While Riedel’s quest is unusual, her own financial dilemma, and the hardships she has suffered, are not.
When she returned to her native Alaska in 2011 to dredge (she graduated in 2010 from the University of North Carolina School of the Arts), she faced brutal conditions.
“I lived in this tiny beach shack with no water or electricity, and it was freezing cold,” she says. “I had a stove, but I couldn’t get it warm enough to heat [the place] because there was no insulation. I would work all day, and then I had to haul water so I could make dinner. It was so hard, and I was completely alone.”
Ultimately, though, it was that hardship that attracted Riedel to the endeavor, and made gold mining a passion for her almost on par with her love of opera.

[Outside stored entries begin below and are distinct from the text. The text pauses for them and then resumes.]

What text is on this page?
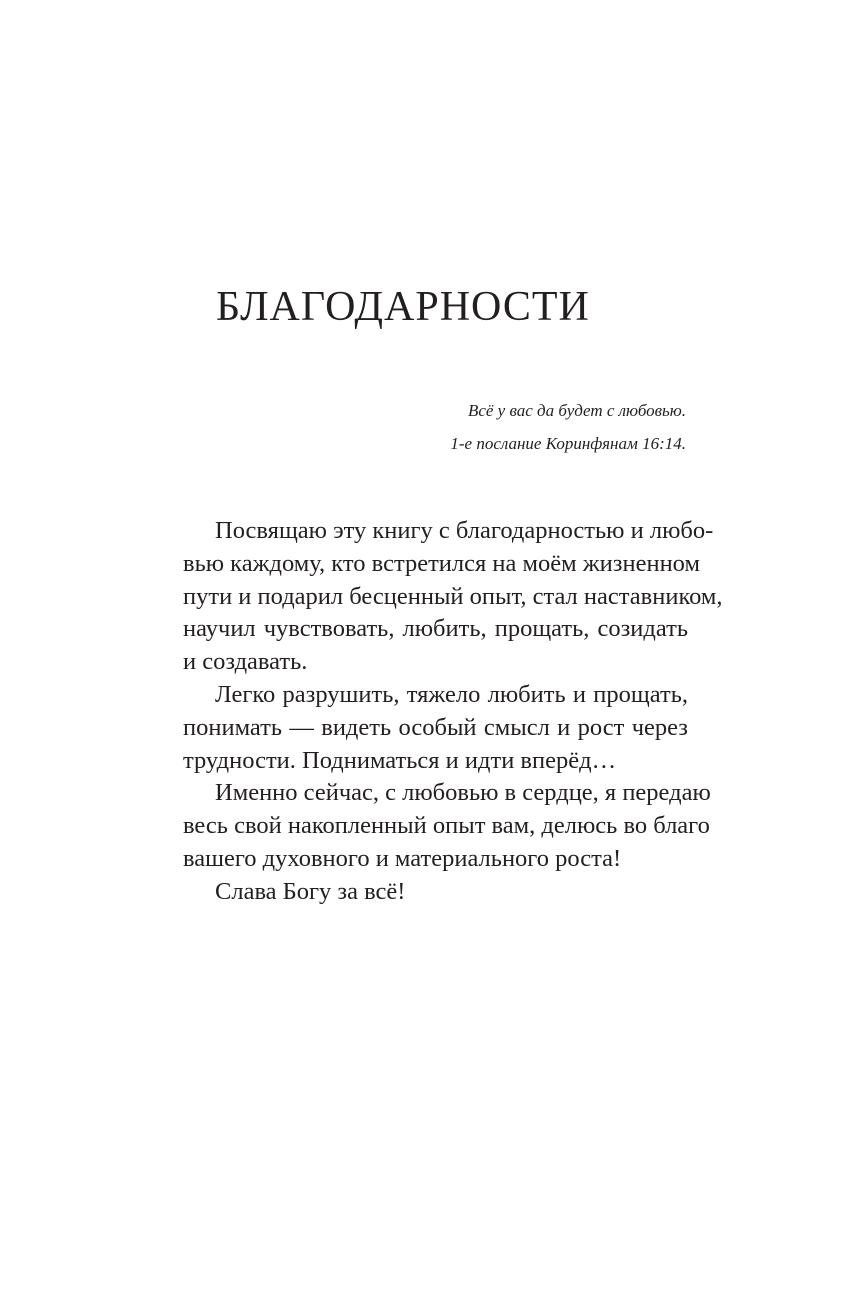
БЛАГОДАРНОСТИ
Всё у вас да будет с любовью.
1-е послание Коринфянам 16:14.
Посвящаю эту книгу с благодарностью и любо-
вью каждому, кто встретился на моём жизненном
пути и подарил бесценный опыт, стал наставником,
научил чувствовать, любить, прощать, созидать
и создавать.
Легко разрушить, тяжело любить и прощать,
понимать — видеть особый смысл и рост через
трудности. Подниматься и идти вперёд…
Именно сейчас, с любовью в сердце, я передаю
весь свой накопленный опыт вам, делюсь во благо
вашего духовного и материального роста!
Слава Богу за всё!
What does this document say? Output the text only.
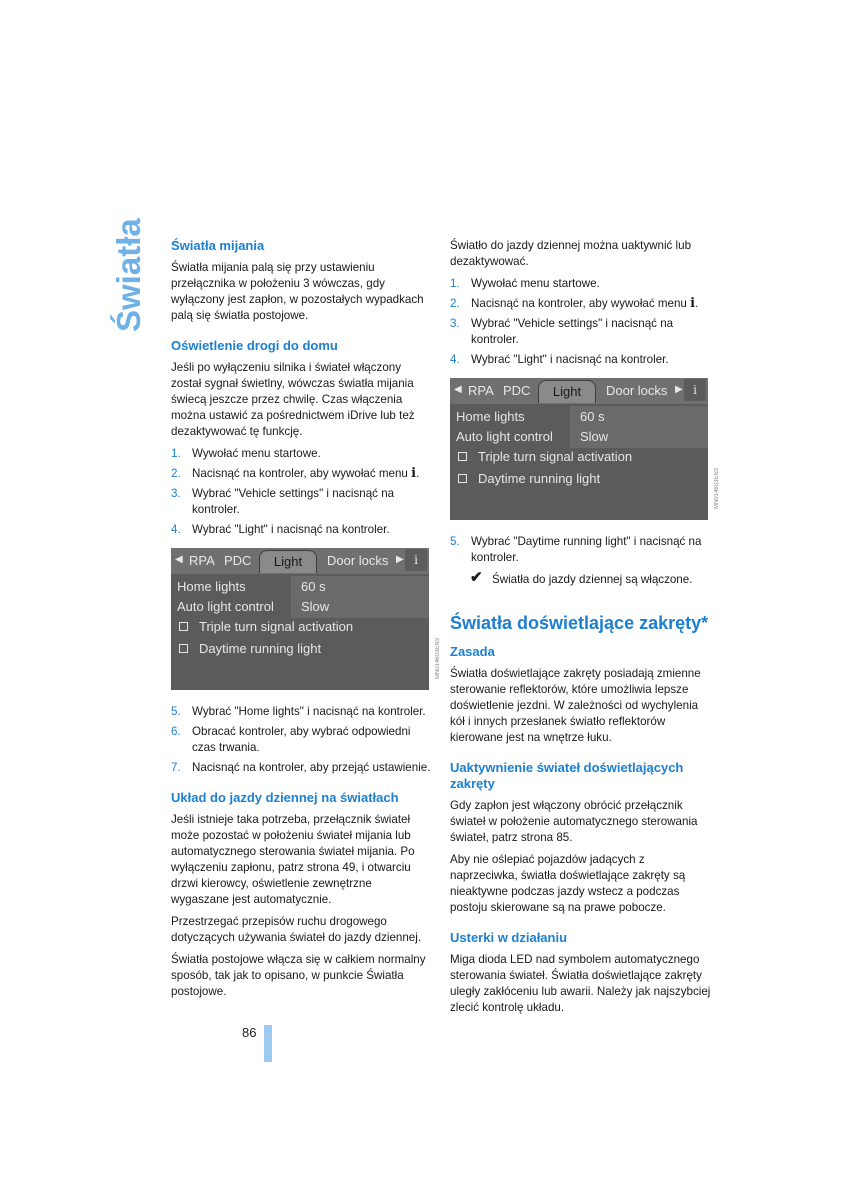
Światła Światła mijania

Światła mijania palą się przy ustawieniu przełącznika w położeniu 3 wówczas, gdy wyłączony jest zapłon, w pozostałych wypadkach palą się światła postojowe.

Oświetlenie drogi do domu

Jeśli po wyłączeniu silnika i świateł włączony został sygnał świetlny, wówczas światła mijania świecą jeszcze przez chwilę. Czas włączenia można ustawić za pośrednictwem iDrive lub też dezaktywować tę funkcję.

1. Wywołać menu startowe.
2. Nacisnąć na kontroler, aby wywołać menu i.
3. Wybrać "Vehicle settings" i nacisnąć na kontroler.
4. Wybrać "Light" i nacisnąć na kontroler.
◀ RPA PDC	Light	Door locks ▶ i
Home lights	60 s
Auto light control Slow
Triple turn signal activation
Daytime running light	MN014603EN3
5. Wybrać "Home lights" i nacisnąć na kontroler.
6. Obracać kontroler, aby wybrać odpowiedni czas trwania.
7. Nacisnąć na kontroler, aby przejąć ustawienie.
Układ do jazdy dziennej na światłach

Jeśli istnieje taka potrzeba, przełącznik świateł może pozostać w położeniu świateł mijania lub automatycznego sterowania świateł mijania. Po wyłączeniu zapłonu, patrz strona 49, i otwarciu drzwi kierowcy, oświetlenie zewnętrzne wygaszane jest automatycznie.

Przestrzegać przepisów ruchu drogowego dotyczących używania świateł do jazdy dziennej.

Światła postojowe włącza się w całkiem normalny sposób, tak jak to opisano, w punkcie Światła postojowe.

Światło do jazdy dziennej można uaktywnić lub dezaktywować.

1. Wywołać menu startowe.
2. Nacisnąć na kontroler, aby wywołać menu i.
3. Wybrać "Vehicle settings" i nacisnąć na kontroler.
4. Wybrać "Light" i nacisnąć na kontroler.
◀ RPA PDC	Light	Door locks ▶ i
Home lights	60 s
Auto light control Slow
Triple turn signal activation
Daytime running light	MN014603EN3
5. Wybrać "Daytime running light" i nacisnąć na kontroler.
✔ Światła do jazdy dziennej są włączone.
Światła doświetlające zakręty*
Zasada

Światła doświetlające zakręty posiadają zmienne sterowanie reflektorów, które umożliwia lepsze doświetlenie jezdni. W zależności od wychylenia kół i innych przesłanek światło reflektorów kierowane jest na wnętrze łuku.

Uaktywnienie świateł doświetlających zakręty

Gdy zapłon jest włączony obrócić przełącznik świateł w położenie automatycznego sterowania świateł, patrz strona 85.

Aby nie oślepiać pojazdów jadących z naprzeciwka, światła doświetlające zakręty są nieaktywne podczas jazdy wstecz a podczas postoju skierowane są na prawe pobocze.

Usterki w działaniu

Miga dioda LED nad symbolem automatycznego sterowania świateł. Światła doświetlające zakręty uległy zakłóceniu lub awarii. Należy jak najszybciej zlecić kontrolę układu.

86
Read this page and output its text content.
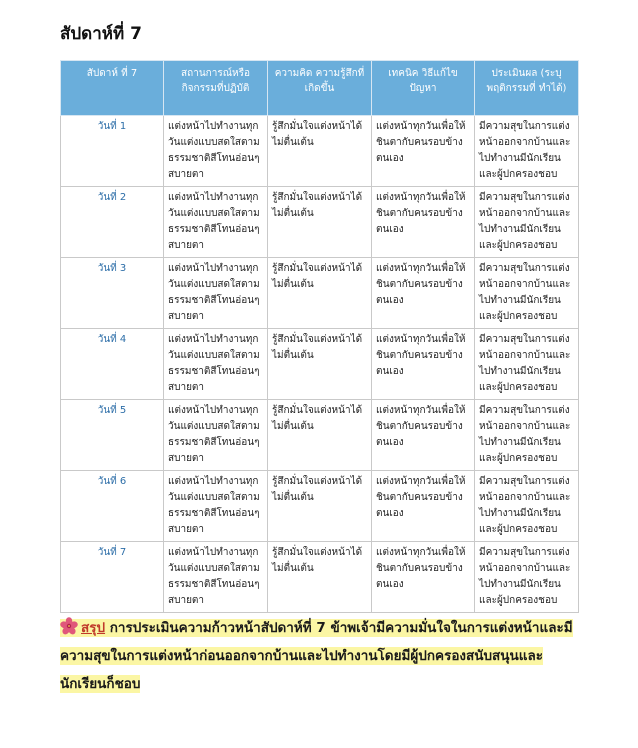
สัปดาห์ที่ 7
สัปดาห์ ที่ 7	สถานการณ์หรือ กิจกรรมที่ปฏิบัติ	ความคิด ความรู้สึกที่ เกิดขึ้น	เทคนิค วิธีแก้ไข ปัญหา	ประเมินผล (ระบุพฤติกรรมที่ ทำได้)
วันที่ 1	แต่งหน้าไปทำงานทุกวันแต่งแบบสดใสตามธรรมชาติสีโทนอ่อนๆสบายตา	รู้สึกมั่นใจแต่งหน้าได้ไม่ตื่นเต้น	แต่งหน้าทุกวันเพื่อให้ชินตากับคนรอบข้างตนเอง	มีความสุขในการแต่งหน้าออกจากบ้านและไปทำงานมีนักเรียนและผู้ปกครองชอบ
วันที่ 2	แต่งหน้าไปทำงานทุกวันแต่งแบบสดใสตามธรรมชาติสีโทนอ่อนๆสบายตา	รู้สึกมั่นใจแต่งหน้าได้ไม่ตื่นเต้น	แต่งหน้าทุกวันเพื่อให้ชินตากับคนรอบข้างตนเอง	มีความสุขในการแต่งหน้าออกจากบ้านและไปทำงานมีนักเรียนและผู้ปกครองชอบ
วันที่ 3	แต่งหน้าไปทำงานทุกวันแต่งแบบสดใสตามธรรมชาติสีโทนอ่อนๆสบายตา	รู้สึกมั่นใจแต่งหน้าได้ไม่ตื่นเต้น	แต่งหน้าทุกวันเพื่อให้ชินตากับคนรอบข้างตนเอง	มีความสุขในการแต่งหน้าออกจากบ้านและไปทำงานมีนักเรียนและผู้ปกครองชอบ
วันที่ 4	แต่งหน้าไปทำงานทุกวันแต่งแบบสดใสตามธรรมชาติสีโทนอ่อนๆสบายตา	รู้สึกมั่นใจแต่งหน้าได้ไม่ตื่นเต้น	แต่งหน้าทุกวันเพื่อให้ชินตากับคนรอบข้างตนเอง	มีความสุขในการแต่งหน้าออกจากบ้านและไปทำงานมีนักเรียนและผู้ปกครองชอบ
วันที่ 5	แต่งหน้าไปทำงานทุกวันแต่งแบบสดใสตามธรรมชาติสีโทนอ่อนๆสบายตา	รู้สึกมั่นใจแต่งหน้าได้ไม่ตื่นเต้น	แต่งหน้าทุกวันเพื่อให้ชินตากับคนรอบข้างตนเอง	มีความสุขในการแต่งหน้าออกจากบ้านและไปทำงานมีนักเรียนและผู้ปกครองชอบ
วันที่ 6	แต่งหน้าไปทำงานทุกวันแต่งแบบสดใสตามธรรมชาติสีโทนอ่อนๆสบายตา	รู้สึกมั่นใจแต่งหน้าได้ไม่ตื่นเต้น	แต่งหน้าทุกวันเพื่อให้ชินตากับคนรอบข้างตนเอง	มีความสุขในการแต่งหน้าออกจากบ้านและไปทำงานมีนักเรียนและผู้ปกครองชอบ
วันที่ 7	แต่งหน้าไปทำงานทุกวันแต่งแบบสดใสตามธรรมชาติสีโทนอ่อนๆสบายตา	รู้สึกมั่นใจแต่งหน้าได้ไม่ตื่นเต้น	แต่งหน้าทุกวันเพื่อให้ชินตากับคนรอบข้างตนเอง	มีความสุขในการแต่งหน้าออกจากบ้านและไปทำงานมีนักเรียนและผู้ปกครองชอบ
สรุป การประเมินความก้าวหน้าสัปดาห์ที่ 7 ข้าพเจ้ามีความมั่นใจในการแต่งหน้าและมีความสุขในการแต่งหน้าก่อนออกจากบ้านและไปทำงานโดยมีผู้ปกครองสนับสนุนและนักเรียนก็ชอบ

“I thought, this is the most challenging thing I’ve had to do, but I never felt more alive,” she says. “I never felt such happiness in the face of such enormous adversity.”
(She currently shares an apartment with Tenhoff, whom she used to date. Both use terms like “complicated” to describe their relationship, but say that they’re currently just friends.)
Both Tenhoff and Riedel say that their love of dredging has evolved beyond financial factors, and that they’ll continue for the excitement it brings, as much as, if not more than, the prospect of riches at the bottom of the sea.
“Sometimes you encounter things that invigorate you to the extent that you can’t stay away. That’s how I feel about gold dredging,” says Riedel. “I’m addicted to the challenges. You’re in control of your destiny, your fortune and whether you live or die. And, you aren’t reporting to anyone except yourself.”